After the end of the Rock and Worship Roadshow, Audio A will then go on a smaller tour with Newsboys before embarking on their trip to various Hands and Feet campuses in Haiti. Agee spoke highly of Newsboys, and the ability of all the bands on the Roadshow to learn from each other’s style and collaborate to create new works.

Founded in 1985 — a year before Audio A — Newsboys brought together Christian artists Jody Davis, Duncan Phillips, Jeff Frankenstein and Michael Tait.

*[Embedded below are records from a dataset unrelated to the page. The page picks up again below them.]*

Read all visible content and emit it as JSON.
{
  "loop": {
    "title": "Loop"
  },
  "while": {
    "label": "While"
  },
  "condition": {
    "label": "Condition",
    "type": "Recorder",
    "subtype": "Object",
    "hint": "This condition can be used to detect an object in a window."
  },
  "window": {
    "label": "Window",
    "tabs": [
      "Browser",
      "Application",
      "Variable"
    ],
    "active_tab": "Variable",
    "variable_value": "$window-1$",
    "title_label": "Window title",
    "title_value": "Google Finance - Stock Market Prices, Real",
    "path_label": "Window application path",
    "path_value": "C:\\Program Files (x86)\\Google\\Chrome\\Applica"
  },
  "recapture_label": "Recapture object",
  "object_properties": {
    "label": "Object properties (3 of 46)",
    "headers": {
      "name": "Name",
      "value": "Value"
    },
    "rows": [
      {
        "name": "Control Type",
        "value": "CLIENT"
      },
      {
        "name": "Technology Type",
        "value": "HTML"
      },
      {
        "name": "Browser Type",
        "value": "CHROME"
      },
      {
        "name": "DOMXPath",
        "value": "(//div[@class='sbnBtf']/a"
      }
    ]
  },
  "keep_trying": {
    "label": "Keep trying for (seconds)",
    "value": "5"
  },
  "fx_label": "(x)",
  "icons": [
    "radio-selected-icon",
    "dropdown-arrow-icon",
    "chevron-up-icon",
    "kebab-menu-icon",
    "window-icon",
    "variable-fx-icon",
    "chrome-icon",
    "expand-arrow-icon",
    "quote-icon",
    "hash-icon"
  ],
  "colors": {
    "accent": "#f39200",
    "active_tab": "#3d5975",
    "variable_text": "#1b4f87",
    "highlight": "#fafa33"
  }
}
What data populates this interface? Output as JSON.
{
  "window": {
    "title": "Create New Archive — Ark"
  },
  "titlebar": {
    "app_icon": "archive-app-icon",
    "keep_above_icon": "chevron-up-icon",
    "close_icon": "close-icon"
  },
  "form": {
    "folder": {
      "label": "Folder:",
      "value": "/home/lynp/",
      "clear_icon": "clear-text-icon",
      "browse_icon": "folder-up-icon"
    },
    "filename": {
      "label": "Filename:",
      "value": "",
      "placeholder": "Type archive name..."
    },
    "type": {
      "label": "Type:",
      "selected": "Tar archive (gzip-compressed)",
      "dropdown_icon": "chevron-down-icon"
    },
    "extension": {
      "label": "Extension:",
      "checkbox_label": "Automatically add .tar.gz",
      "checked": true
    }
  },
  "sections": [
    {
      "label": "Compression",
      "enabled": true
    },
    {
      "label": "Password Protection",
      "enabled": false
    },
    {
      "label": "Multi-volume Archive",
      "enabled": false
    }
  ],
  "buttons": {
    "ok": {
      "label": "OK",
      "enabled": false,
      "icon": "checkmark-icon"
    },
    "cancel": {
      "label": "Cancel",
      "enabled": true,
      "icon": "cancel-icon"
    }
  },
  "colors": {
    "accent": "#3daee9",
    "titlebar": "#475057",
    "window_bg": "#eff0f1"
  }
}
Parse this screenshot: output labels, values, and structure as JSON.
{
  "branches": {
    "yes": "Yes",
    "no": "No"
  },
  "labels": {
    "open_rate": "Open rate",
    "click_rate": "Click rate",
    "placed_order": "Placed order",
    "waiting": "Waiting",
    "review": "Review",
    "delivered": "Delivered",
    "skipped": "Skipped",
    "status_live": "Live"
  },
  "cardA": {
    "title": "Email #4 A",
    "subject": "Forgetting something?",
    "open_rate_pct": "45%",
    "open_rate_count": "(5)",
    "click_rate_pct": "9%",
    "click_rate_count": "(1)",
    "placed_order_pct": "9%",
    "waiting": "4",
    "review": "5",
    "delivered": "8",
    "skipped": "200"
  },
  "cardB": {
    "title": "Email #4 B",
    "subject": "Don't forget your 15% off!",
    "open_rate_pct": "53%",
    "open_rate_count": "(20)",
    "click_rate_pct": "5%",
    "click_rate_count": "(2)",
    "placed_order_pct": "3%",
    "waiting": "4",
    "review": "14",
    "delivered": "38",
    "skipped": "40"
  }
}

Drummer Duncan Phillips echoed Agee’s sentiments, maintaining that the Roadshow brings clean, positive messages to communities while allowing artists to work with like-minded players.

“We’ve got this kind of similar focus, so there’s no one trying to outdo each other, it turns into this thing where we’re all speaking about the same thing,” Phillips said. “There’s this common thread that runs through when you come see the Roadshow, and it’s a family thing.”

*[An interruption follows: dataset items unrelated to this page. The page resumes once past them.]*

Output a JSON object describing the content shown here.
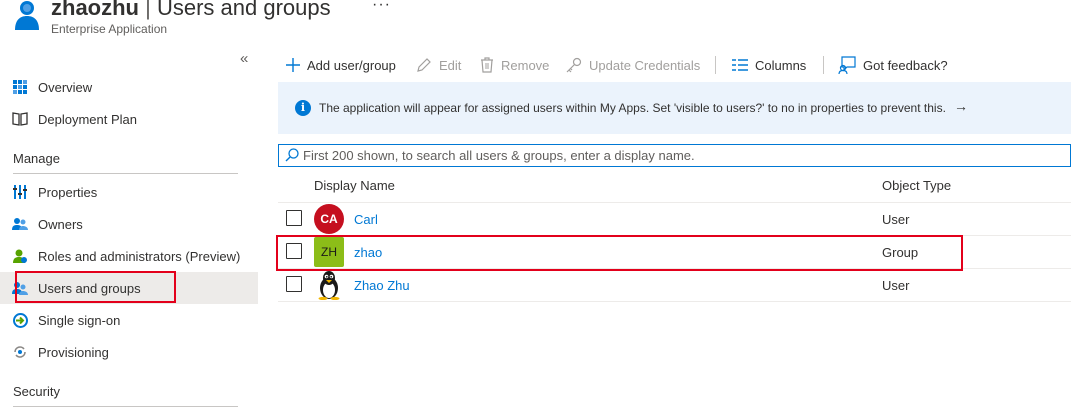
{
  "header": {
    "app_name": "zhaozhu",
    "separator": "|",
    "page_name": "Users and groups",
    "more": "···",
    "subtitle": "Enterprise Application"
  },
  "sidebar": {
    "collapse": "«",
    "items_top": [
      {
        "label": "Overview",
        "icon": "grid-icon"
      },
      {
        "label": "Deployment Plan",
        "icon": "book-icon"
      }
    ],
    "manage_heading": "Manage",
    "manage_items": [
      {
        "label": "Properties",
        "icon": "properties-icon"
      },
      {
        "label": "Owners",
        "icon": "owners-icon"
      },
      {
        "label": "Roles and administrators (Preview)",
        "icon": "roles-icon"
      },
      {
        "label": "Users and groups",
        "icon": "users-groups-icon",
        "active": true
      },
      {
        "label": "Single sign-on",
        "icon": "sso-icon"
      },
      {
        "label": "Provisioning",
        "icon": "provisioning-icon"
      }
    ],
    "security_heading": "Security"
  },
  "toolbar": {
    "add": "Add user/group",
    "edit": "Edit",
    "remove": "Remove",
    "update_credentials": "Update Credentials",
    "columns": "Columns",
    "feedback": "Got feedback?"
  },
  "info": {
    "text": "The application will appear for assigned users within My Apps. Set 'visible to users?' to no in properties to prevent this.",
    "arrow": "→"
  },
  "search": {
    "placeholder": "First 200 shown, to search all users & groups, enter a display name."
  },
  "table": {
    "columns": [
      "Display Name",
      "Object Type"
    ],
    "rows": [
      {
        "initials": "CA",
        "name": "Carl",
        "type": "User",
        "avatar": "circle",
        "avatar_color": "#c50f1f"
      },
      {
        "initials": "ZH",
        "name": "zhao",
        "type": "Group",
        "avatar": "square",
        "avatar_color": "#8cbd18"
      },
      {
        "initials": "",
        "name": "Zhao Zhu",
        "type": "User",
        "avatar": "penguin-icon"
      }
    ]
  },
  "colors": {
    "accent": "#0078d4",
    "highlight": "#e3001b",
    "info_background": "#ebf3fc"
  }
}
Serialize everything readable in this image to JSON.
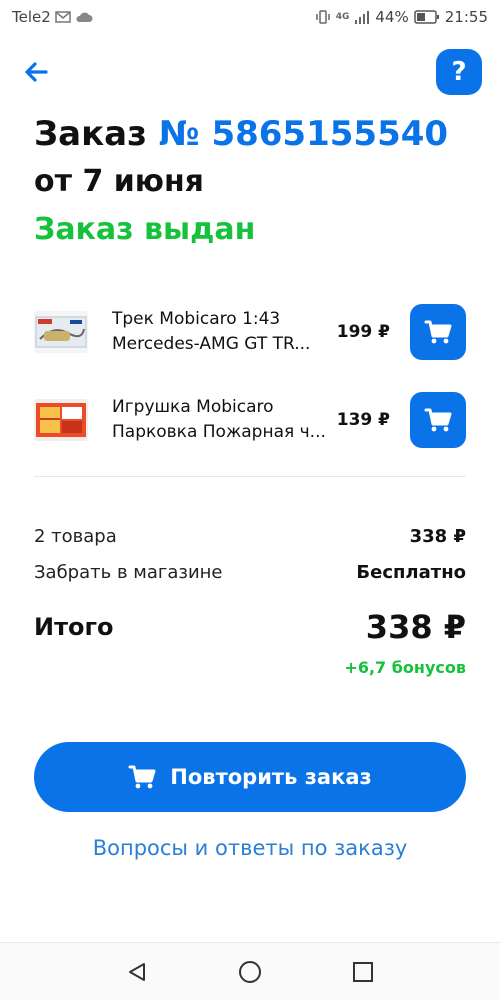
{
  "status_bar": {
    "carrier": "Tele2",
    "network": "4G",
    "battery": "44%",
    "time": "21:55"
  },
  "header": {
    "back_icon": "arrow-left-icon",
    "help_label": "?"
  },
  "order": {
    "title_prefix": "Заказ",
    "number": "№ 5865155540",
    "date": "от 7 июня",
    "status": "Заказ выдан"
  },
  "items": [
    {
      "name_line1": "Трек Mobicaro 1:43",
      "name_line2": "Mercedes-AMG GT TR...",
      "price": "199 ₽",
      "cart_icon": "cart-icon"
    },
    {
      "name_line1": "Игрушка Mobicaro",
      "name_line2": "Парковка Пожарная ч...",
      "price": "139 ₽",
      "cart_icon": "cart-icon"
    }
  ],
  "summary": {
    "items_label": "2 товара",
    "items_value": "338 ₽",
    "pickup_label": "Забрать в магазине",
    "pickup_value": "Бесплатно",
    "total_label": "Итого",
    "total_value": "338 ₽",
    "bonus": "+6,7 бонусов"
  },
  "actions": {
    "repeat_label": "Повторить заказ",
    "faq_label": "Вопросы и ответы по заказу"
  },
  "colors": {
    "accent": "#0a73e8",
    "success": "#16c23b",
    "link": "#2b7fd6"
  }
}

Philips expressed excitement for the March 4 debut of “Love Riot,” the band’s newest record. Phillips also spoke of the fine balance between maintaining fan familiarity and keeping up with the changing times in the music world. He compared the process of debuting a new record to the moment a parent introduces their newborn infant to the world, full of pride and nervous anticipation of its reception.

“[As a band] we’ll take you on a journey, but we’re not gonna go so far that people just don’t connect anymore because [then] you’ve gone too far musically,” Phillips said. “This right now, I think it’s the sound’s perfect, it’s a great record.”

While proud of the faith-based music Newsboys and others on the Roadshow are currently producing, Phillips hopes for change in the Christian Church as a whole. He wants the development of a more accepting, positive community, he said, as described in the songs on “Love Riot.”

“We want to riot for love because that is what our faith is built on. The Bible talks about love so many times through the scriptures,” Phillips said. “We’ve separated ourselves from the culture, we haven't been good at loving people, we’ve stood on our soapbox, pointed the finger, tell everyone they’re going to hell. … The thing that I’ve learned — that doesn’t work.”

More than anything, Phillips, as well the other members of Newsboys and Audio A want to provide loving lyrics that show their acceptance of fans from all walks of life.

“Music connects. It’s the international language of love,” Phillips said.